Archive for March 31st, 2011

Rare is the court decision where a taxpayer is permitted to deduct a theft loss without someone at least being accused of a crime. Today, in Herrington v. Commissioner, T.C. Memo 2011-73, the court allowed just such a deduction in a decision likely to change some views around the tax community as to what constitutes a “theft.”

In Herrington, the taxpayer was in an extremely abusive relationship, often facing violence and intimidation at the hands of her boyfriend. She was coerced by her boyfriend into opening two sandwich shops which were home to video poker machines.

The boyfriend took charge of the finances of the business, cutting checks to himself without alerting the taxpayer as to the amount and reason. While she knew he was withdrawing money from the business at his every whim, the taxpayer never knew when it was coming. In the two years at issue, the boyfriend took $114,000 and $96,000, respectively, out of the business for his own benefit.

The Tax Court was left to determine whether the amounts could be deducted as theft losses.

As a reminder, an individual may deduct theft losses incurred in a trade or business under Section 165. Generally, whether a theft loss has occurred depends upon the law of the state where the loss was sustained. In Herrington, however, the boyfriend was never accused, let alone charged, with theft.

The court, citing previous case law, maintained that the deduction for theft losses does not depend upon “whether the perpetrator is convicted or prosecuted or even whether the taxpayer chooses to move against the perpetrator.” (emphasis added) Instead, the taxpayer need only to provde that a theft occurred under the relevant state law, which it did in this case under Louisiana law.
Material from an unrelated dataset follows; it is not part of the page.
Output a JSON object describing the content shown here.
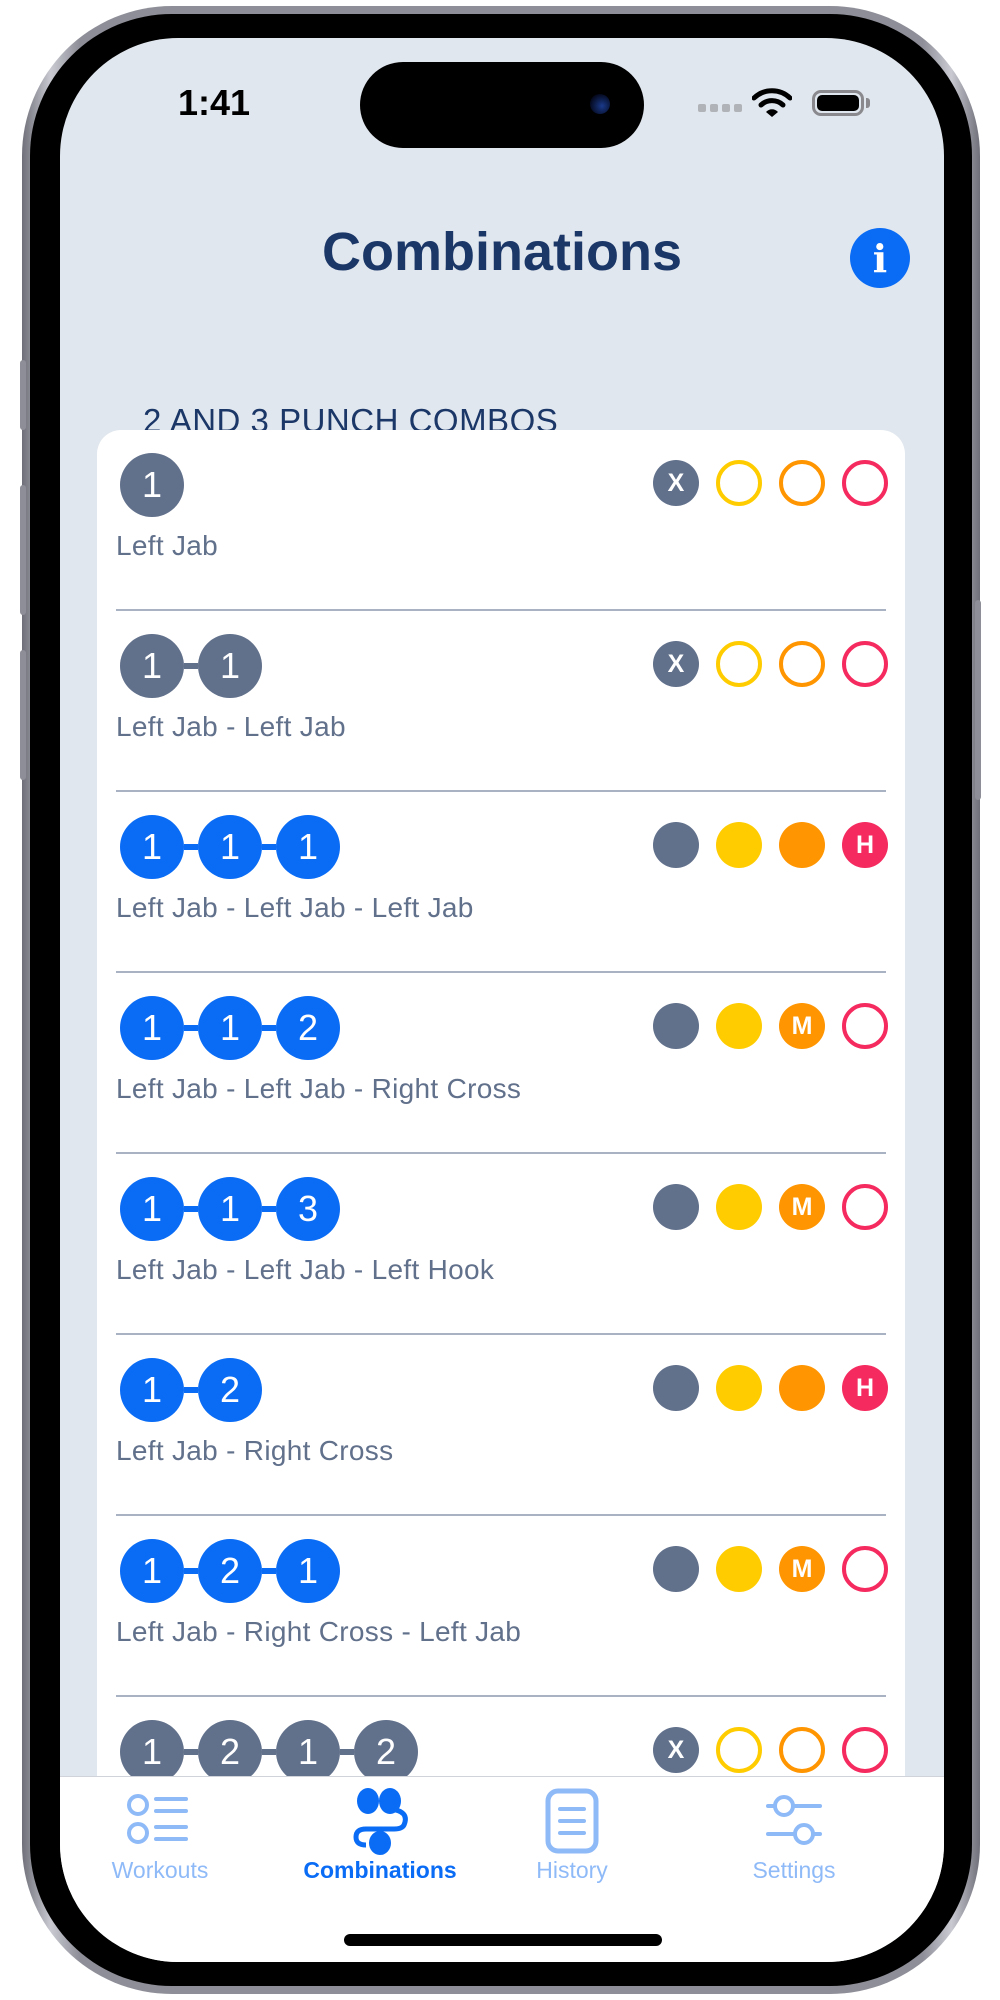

The IRS argued that the boyfriend’s withdraws could not be thefts since the taxpayer never objected to the transfers, and Louisiana law provides  that a theft cannot occur if the victim actively consents to the theft. The Tax Court, however, concluded that the taxpayer gave only “passive consent,” which was induced by force and threats of violence. For these reasons, the court placed little significance on the fact that the taxpayer never reported the thefts to the authorities, and allowed the theft losses in full.